Pourquoi le poids et l’image prennent-ils autant de place dans la vie des femmes ?

 



Tu t’es peut-être déjà surprise à y penser sans l’avoir invité.
Ton poids. Ton reflet. Ce que tu devrais changer. Ce que tu “devrais” perdre.

Comme si, à certains moments de la vie, ces questions devenaient plus bruyantes que le reste.

Et souvent, oui, ça s’intensifie avec l’âge.

Ce n’est pas une obsession… c’est une pression

On parle beaucoup de “rapport au corps”, mais rarement de la pression constante qui l’alimente.
Depuis longtemps, les femmes grandissent avec l’idée qu’elles doivent :

  • se surveiller,

  • se corriger,

  • se contrôler.

Le corps devient un projet à gérer plutôt qu’un lieu à habiter.

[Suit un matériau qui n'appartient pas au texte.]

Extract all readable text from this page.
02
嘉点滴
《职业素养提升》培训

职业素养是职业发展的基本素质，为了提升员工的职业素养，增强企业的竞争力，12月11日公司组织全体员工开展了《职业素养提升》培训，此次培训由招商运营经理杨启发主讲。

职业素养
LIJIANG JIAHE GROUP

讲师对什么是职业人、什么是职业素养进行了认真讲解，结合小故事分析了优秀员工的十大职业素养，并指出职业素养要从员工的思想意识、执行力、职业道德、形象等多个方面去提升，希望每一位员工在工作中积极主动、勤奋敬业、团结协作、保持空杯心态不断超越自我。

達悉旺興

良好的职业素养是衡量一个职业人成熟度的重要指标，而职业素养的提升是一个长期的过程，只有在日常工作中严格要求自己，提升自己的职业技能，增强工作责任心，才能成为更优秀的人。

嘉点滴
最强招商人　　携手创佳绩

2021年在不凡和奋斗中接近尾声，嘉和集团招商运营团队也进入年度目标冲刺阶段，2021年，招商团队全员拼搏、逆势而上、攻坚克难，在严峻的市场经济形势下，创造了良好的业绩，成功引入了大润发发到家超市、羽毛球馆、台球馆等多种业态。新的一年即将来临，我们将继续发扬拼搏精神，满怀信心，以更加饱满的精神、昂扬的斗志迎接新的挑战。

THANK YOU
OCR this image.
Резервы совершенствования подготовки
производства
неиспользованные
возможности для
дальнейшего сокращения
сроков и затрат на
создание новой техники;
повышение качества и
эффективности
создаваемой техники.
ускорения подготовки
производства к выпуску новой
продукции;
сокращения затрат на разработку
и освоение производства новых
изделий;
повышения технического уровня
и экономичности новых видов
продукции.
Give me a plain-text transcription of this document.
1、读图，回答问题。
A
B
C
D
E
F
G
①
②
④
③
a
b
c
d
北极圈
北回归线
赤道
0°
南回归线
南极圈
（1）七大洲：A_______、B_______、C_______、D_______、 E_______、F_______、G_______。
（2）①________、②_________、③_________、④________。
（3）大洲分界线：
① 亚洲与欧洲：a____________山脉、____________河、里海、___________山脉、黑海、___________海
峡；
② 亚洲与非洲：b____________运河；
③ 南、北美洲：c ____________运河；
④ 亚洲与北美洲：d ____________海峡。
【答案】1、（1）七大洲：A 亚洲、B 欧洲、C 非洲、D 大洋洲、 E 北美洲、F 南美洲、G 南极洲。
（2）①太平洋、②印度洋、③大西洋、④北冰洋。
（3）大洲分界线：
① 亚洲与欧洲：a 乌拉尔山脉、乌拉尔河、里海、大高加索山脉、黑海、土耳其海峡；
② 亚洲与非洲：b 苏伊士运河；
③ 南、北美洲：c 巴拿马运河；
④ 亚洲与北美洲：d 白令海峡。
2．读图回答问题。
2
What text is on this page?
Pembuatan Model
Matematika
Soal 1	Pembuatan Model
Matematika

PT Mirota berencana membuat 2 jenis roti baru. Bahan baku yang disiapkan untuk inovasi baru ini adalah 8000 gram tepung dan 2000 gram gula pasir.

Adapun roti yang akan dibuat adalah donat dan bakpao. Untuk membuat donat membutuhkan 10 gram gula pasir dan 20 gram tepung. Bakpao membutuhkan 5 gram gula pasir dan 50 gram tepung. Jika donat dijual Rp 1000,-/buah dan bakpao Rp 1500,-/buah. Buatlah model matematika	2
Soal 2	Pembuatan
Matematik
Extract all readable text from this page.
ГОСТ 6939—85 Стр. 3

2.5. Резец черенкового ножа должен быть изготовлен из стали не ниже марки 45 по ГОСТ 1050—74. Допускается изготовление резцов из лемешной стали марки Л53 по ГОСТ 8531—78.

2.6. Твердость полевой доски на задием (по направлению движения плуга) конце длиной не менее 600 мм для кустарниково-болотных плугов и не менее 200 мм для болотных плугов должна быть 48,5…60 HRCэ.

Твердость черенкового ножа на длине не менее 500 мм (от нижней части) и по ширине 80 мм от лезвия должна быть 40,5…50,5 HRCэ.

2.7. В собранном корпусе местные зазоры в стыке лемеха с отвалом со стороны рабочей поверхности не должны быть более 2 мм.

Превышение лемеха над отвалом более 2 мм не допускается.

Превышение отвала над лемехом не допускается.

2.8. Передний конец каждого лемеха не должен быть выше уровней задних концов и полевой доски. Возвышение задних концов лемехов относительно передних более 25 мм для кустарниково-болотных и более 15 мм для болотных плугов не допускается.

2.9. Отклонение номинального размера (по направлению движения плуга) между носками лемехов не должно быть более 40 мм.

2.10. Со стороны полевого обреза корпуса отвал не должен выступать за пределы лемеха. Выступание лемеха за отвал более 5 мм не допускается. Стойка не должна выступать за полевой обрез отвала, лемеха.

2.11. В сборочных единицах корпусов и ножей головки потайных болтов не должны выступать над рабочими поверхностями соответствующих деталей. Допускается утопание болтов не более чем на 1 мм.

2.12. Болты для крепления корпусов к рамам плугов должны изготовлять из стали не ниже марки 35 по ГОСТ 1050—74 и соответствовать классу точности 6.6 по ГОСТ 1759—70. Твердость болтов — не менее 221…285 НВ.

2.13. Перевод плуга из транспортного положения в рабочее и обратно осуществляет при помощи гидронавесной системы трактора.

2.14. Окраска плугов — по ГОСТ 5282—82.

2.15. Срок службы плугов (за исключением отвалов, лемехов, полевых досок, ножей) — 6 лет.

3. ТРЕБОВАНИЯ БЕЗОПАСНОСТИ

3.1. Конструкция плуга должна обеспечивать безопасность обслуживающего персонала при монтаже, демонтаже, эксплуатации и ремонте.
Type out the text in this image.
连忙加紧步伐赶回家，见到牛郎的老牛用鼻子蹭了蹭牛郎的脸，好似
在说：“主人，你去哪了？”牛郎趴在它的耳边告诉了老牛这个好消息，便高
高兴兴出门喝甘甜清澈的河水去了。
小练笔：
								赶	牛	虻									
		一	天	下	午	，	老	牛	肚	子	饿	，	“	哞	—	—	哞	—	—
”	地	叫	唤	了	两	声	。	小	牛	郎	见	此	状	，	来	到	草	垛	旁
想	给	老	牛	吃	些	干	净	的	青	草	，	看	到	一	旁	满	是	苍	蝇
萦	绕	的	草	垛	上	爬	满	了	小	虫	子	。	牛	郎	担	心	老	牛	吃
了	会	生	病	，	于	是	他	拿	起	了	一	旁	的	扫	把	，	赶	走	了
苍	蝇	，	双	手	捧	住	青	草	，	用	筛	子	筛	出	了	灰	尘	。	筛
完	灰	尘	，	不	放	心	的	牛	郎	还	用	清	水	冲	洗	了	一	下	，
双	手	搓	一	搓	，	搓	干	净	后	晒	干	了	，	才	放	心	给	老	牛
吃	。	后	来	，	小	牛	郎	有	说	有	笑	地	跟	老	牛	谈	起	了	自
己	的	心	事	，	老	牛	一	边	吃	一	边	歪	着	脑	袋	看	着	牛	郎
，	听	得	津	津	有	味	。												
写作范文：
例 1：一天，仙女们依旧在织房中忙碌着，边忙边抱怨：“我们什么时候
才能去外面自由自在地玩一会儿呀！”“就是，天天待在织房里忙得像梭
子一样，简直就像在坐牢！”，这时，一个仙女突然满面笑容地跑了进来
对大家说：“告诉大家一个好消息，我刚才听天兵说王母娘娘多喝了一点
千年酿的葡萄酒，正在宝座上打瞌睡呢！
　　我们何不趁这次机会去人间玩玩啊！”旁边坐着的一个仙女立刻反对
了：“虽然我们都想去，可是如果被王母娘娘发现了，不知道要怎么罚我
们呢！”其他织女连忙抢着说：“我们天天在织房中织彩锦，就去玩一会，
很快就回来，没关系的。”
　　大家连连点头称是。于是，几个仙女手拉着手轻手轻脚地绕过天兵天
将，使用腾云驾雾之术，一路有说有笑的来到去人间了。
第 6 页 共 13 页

Ce n’est pas un hasard si ces pensées reviennent plus fort après 40, 45, 50 ans.
Le corps change. Et le regard posé sur lui change aussi — parfois plus durement.

Quand le corps devient un marqueur du temps

À un moment, le poids ne parle plus seulement de kilos.
Il parle de temps qui passe.
De transformations hormonales.
De fatigue accumulée.
De priorités qui ont changé.

Et parfois, sans s’en rendre compte, tu te mets à mesurer ta valeur à ta capacité à “rester comme avant”.

Mais rester comme avant n’a jamais été l’objectif de la vie.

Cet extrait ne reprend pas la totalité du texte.